Prevalensi balita pendek dan sangat pendek di Indonesia cenderung statis.


Hasil Riset Kesehatan Dasar (Riskesdas) tahun 2007 menunjukkan prevalensi balita
pendek dan sangat pendek di Indonesia sebesar 36,8%. Pada tahun 2010, terjadi
sedikit penurunan menjadi 35,6%. Namun prevalensi balita pendek kembali
meningkat pada tahun 2013 yaitu menjadi 37,2%. Prevalensi balita pendek dan
sangat pendek tahun 2018 menurun menjadi 30,8%. Target RPJMN 2019 sebesar
28% pada Baduta (Kementrian Kesehatan Badan Penelitian dan Pengembangan
Kesehatan, 2018).
Kejadian stunting pada anak dipengaruhi oleh status gizi sejak kehamilan.
Kondisi kesehatan dan gizi ibu saat hamil mempengaruhi kejadian berat bayi lahir
rendah dan resiko stunting. BBLR merupakan faktor risiko yang paling dominan
berhubungan dengan kejadian stunting. Anak dengan BBLR memiliki risiko 5,87 kali
untuk mengalami stunting.
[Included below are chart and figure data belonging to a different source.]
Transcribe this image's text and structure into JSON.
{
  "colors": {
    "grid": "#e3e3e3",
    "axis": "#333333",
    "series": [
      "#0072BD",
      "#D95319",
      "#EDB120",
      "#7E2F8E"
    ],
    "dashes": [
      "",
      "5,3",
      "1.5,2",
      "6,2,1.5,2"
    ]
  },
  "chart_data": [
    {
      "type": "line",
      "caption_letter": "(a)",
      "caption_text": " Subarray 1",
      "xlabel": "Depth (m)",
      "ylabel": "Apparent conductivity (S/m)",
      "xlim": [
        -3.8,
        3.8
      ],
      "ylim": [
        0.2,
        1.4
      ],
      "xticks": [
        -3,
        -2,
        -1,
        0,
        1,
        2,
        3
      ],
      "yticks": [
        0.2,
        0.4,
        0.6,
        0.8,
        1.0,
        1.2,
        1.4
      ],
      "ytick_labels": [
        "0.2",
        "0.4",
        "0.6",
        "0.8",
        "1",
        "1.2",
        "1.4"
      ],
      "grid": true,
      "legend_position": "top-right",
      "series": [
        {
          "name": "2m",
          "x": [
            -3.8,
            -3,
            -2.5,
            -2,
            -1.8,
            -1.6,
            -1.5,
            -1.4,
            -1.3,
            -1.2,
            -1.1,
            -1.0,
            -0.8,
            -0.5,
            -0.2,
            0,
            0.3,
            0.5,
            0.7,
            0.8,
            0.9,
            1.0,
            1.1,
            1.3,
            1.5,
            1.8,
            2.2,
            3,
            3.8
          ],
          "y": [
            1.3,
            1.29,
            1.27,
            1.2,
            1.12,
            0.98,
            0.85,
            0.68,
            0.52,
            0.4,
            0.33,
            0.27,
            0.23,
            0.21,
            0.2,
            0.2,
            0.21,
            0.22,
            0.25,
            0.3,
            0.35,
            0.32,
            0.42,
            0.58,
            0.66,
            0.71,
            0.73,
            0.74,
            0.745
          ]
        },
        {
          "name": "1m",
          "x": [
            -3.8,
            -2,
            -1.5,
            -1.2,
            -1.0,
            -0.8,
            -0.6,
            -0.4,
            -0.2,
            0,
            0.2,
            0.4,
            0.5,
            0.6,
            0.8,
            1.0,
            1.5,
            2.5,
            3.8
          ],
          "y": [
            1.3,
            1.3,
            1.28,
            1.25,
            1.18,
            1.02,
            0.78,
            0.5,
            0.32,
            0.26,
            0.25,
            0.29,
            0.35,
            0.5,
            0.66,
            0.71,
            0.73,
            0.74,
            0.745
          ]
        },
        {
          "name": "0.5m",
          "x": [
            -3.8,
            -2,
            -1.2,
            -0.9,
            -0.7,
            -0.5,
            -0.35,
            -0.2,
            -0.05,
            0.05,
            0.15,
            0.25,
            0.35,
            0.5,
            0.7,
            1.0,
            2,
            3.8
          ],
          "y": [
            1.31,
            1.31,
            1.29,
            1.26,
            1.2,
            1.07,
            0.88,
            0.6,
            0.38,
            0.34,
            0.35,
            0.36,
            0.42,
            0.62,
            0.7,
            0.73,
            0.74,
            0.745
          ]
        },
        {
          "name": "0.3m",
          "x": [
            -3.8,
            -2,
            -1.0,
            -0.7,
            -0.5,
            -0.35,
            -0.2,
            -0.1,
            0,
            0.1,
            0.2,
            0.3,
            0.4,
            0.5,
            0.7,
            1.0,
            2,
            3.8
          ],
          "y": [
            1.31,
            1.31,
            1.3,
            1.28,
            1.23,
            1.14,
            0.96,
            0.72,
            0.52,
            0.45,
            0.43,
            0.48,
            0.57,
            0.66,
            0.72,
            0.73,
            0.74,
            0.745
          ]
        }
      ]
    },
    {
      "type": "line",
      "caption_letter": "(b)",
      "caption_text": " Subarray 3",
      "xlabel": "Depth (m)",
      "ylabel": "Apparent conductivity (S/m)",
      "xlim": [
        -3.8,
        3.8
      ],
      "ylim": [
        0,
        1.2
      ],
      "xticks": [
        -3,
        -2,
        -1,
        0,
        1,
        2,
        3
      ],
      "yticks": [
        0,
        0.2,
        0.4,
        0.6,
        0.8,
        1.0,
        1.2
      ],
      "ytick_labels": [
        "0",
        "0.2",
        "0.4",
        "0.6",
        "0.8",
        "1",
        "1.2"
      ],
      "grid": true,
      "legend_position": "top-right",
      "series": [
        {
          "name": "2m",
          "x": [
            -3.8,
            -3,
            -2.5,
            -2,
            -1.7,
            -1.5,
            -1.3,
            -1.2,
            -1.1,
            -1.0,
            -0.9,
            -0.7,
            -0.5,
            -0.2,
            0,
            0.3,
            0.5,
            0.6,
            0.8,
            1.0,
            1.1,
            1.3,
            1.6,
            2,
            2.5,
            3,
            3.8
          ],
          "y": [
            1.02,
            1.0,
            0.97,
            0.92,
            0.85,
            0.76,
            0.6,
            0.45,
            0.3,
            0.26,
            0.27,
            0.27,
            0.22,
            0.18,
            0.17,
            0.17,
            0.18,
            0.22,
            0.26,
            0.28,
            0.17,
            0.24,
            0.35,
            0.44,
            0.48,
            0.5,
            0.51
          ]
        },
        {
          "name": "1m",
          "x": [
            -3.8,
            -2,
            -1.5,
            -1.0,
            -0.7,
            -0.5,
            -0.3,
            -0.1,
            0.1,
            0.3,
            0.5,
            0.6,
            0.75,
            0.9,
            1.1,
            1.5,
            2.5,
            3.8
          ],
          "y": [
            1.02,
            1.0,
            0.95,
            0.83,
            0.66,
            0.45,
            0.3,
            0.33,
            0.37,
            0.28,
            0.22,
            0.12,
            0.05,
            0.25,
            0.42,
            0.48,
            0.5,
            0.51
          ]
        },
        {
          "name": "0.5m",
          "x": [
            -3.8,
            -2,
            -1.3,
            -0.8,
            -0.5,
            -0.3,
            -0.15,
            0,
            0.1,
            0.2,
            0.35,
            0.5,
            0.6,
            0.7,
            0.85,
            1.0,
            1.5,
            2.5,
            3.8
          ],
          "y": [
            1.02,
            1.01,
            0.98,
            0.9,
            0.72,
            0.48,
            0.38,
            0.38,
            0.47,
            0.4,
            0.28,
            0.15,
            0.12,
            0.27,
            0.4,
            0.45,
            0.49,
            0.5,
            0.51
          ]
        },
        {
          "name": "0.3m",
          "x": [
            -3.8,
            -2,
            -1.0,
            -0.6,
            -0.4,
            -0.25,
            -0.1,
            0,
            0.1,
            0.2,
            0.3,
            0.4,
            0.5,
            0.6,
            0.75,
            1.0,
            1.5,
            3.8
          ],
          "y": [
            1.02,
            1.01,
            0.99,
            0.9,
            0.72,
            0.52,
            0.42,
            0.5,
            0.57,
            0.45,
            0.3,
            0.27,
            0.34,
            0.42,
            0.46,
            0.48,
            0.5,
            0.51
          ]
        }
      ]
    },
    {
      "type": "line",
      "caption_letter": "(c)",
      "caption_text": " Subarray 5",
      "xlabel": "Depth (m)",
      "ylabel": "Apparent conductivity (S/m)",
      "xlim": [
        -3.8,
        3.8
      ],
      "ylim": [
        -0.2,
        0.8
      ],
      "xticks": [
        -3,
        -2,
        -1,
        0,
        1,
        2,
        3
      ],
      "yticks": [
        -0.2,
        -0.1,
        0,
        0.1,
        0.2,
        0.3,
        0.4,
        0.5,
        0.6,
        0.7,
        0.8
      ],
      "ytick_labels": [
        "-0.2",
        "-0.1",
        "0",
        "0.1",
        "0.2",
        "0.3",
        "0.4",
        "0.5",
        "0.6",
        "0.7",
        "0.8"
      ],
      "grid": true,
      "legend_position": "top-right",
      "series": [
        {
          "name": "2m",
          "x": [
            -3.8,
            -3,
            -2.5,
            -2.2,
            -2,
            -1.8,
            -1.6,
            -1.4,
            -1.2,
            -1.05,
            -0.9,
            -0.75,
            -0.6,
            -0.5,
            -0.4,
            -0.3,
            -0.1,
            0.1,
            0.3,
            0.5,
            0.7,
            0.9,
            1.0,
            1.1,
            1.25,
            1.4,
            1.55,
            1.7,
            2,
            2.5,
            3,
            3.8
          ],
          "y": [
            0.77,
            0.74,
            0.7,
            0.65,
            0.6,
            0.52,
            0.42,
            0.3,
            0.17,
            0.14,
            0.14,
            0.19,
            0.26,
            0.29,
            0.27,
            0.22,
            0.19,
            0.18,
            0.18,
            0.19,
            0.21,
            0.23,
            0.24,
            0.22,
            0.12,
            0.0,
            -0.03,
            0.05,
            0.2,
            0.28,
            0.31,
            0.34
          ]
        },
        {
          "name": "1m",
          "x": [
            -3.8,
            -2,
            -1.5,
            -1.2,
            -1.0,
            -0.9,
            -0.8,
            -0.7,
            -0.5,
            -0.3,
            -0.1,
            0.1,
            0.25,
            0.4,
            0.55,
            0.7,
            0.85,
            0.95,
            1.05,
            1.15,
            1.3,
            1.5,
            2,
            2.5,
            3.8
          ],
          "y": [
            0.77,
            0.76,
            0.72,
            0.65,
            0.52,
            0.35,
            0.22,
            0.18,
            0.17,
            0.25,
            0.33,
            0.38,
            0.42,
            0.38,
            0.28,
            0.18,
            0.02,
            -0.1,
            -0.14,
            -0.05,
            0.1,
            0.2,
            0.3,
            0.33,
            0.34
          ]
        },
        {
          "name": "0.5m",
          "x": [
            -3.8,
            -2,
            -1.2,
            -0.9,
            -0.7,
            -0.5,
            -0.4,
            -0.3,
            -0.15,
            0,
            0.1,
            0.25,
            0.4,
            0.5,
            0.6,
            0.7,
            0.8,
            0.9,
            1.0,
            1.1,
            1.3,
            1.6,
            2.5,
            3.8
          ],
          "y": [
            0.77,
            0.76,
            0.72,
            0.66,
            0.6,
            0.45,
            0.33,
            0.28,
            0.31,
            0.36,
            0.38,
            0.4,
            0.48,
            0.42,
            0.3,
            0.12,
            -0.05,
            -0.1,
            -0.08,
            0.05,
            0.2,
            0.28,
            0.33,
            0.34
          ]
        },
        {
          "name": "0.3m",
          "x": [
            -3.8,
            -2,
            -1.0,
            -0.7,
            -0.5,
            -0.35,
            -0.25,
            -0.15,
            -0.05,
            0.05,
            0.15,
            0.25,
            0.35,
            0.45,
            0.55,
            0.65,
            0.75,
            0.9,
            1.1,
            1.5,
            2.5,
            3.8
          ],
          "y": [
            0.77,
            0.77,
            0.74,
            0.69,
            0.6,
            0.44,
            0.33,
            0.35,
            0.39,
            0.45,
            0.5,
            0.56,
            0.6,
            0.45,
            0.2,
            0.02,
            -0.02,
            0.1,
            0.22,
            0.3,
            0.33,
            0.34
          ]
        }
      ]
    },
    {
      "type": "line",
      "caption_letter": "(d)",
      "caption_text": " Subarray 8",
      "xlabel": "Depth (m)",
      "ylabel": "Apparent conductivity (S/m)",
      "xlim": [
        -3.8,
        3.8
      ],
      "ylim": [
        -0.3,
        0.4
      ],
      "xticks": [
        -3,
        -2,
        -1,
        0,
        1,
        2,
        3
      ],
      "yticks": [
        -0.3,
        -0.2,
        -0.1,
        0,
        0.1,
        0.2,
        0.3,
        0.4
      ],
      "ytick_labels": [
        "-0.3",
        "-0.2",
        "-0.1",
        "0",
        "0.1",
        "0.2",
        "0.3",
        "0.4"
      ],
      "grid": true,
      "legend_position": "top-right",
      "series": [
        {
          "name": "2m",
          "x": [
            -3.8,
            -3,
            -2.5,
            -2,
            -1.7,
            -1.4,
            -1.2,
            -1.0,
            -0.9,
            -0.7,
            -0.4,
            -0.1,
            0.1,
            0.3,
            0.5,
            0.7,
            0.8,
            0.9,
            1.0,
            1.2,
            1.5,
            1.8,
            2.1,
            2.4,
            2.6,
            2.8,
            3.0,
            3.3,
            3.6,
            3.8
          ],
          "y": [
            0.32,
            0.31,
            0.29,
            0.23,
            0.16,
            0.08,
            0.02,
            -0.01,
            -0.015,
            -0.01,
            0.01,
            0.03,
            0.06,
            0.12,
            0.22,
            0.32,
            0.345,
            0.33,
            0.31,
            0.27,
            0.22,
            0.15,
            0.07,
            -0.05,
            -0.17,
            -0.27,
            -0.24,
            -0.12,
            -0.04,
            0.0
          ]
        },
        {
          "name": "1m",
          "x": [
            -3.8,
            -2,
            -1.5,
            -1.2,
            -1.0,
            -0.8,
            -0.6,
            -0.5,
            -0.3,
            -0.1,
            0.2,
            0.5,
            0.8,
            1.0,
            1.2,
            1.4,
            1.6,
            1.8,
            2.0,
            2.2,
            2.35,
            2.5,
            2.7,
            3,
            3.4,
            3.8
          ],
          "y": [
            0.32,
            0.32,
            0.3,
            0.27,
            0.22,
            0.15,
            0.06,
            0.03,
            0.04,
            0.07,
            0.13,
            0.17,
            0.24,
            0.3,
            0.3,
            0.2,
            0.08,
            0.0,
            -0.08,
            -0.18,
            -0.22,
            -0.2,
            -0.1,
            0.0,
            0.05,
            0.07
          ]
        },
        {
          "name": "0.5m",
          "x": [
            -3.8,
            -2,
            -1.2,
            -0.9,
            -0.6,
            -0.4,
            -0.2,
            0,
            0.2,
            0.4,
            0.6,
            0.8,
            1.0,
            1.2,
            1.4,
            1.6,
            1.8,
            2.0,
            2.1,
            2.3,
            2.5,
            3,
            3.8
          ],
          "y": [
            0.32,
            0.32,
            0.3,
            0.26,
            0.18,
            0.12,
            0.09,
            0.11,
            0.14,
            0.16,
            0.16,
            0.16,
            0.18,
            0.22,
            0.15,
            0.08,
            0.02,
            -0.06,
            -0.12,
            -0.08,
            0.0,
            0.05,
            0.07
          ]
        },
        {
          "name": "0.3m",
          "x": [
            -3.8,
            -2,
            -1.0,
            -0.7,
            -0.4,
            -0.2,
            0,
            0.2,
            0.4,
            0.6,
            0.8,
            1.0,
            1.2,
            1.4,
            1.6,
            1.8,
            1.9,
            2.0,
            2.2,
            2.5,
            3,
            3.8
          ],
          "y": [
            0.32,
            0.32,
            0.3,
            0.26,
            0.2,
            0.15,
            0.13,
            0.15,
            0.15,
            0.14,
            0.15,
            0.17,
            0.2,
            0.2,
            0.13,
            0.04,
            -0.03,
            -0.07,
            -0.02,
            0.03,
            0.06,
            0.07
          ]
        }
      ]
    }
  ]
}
Dampak dari bayi yang memiliki berat lahir rendah akan
berlangsung dari generasi ke generasi, anak dengan BBLR akan memiliki ukuran
antropometri yang kurang pada perkembangannya. Berdasarkan hasil penelitian bayi
lahir dengan berat badan tidak mencapai standar normal salah satunya disebabkan
karena ibunya ketika sebelum hamil memiliki pola makan yang tidak mengonsumsi
makanan bersumber protein hewani (Rahayu, Yulidasari, Putri, & Rahman, 2015).
Pertumbuhan bayi dan balita dipengaruhi oleh asupan nutrisi yang akan
mempengaruhi resiko terjadinya stunting. Nutrisi pada bayi balita dimulai dari
pemberian ASI Eksklusif dan Makanan pendamping ASI (MP-ASI). Keberhasilan
pemberian ASI Eksklusif dipengaruhi oleh praktik Inisiasi Menyusui Dini (IMD),
sikap ibu terhadap menyusui dan dukungan keluarga (Susiloretni, Hadi, Blakstad,
Smith, & Shankar, 2019). Hasil penelitian lain menunjukan bahwa terdapat
perbedaan pada tingkat kecukupan energi, protein, zinc, dan zat besi pada bayi
dengan riwayat pemberian ASI eksklusif dan non ASI eksklusif. Balita dengan
riwayat pemberian ASI non eksklusif dan balita yang memiliki tingkat konsumsi
nutrisi inadekuat, memiliki risiko lebih besar untuk mengalami stunting (Damayanti,
Muniroh, & Farapti, 2016; Rachmi, Agho, Li, & Baur, 2016). Hasil penelitian lain
menunjukan bahwa terdapat hubungan antara panjang badan lahir balita, riwayat ASI
eksklusif, pendapatan keluarga, pendidikan ibu dan pengetahuan gizi ibu terhadap
kejadian stunting pada balita. Perlunya program yang terintegrasi dan multisektoral

Disampaikan pada Seminar Nasional “Intervensi Holistik Integratif Penanganan


Anak Stunting” 30 Maret 2019
3

untuk meningkatkan pendapatan keluarga, pendidikan ibu, pengetahuan gizi ibu dan
pemberian ASI eksklusif untuk mengurangi kejadian stunting (Ni’mah & Nadhiroh,
2015). Kekurangan nutrisi bayi berkaitan erat dengan keterlambatan pertumbuhan
dan kondisi kesehatan. Malnutrisi selama 2 tahun pertama kehidupan akan
menyebabkan stunting dan tinggi badan saat dewasa menjadi lebih pendek daripada
tinggi badan yang seharusnya. Pada 2 tahun pertama kehidupan merupakan periode
kritis untuk mendukung pertumbuhan dan perkembangan bayi (World Health
Organization, 2009). Selain fator utrisi, kondisi sosial ekonomi dan sanitasi tempat
tinggal juga berkaitan dengan terjadinya stunting. Kondisi ekonomi erat kaitannya
dengan kemampuan dalam memenuhi asupan yang bergizi dan pelayanan kesehatan
untuk ibu hamil dan balita. Sedangkan sanitasi dan keamanan pangan dapat
meningkatkan risiko terjadinya penyakit infeksi.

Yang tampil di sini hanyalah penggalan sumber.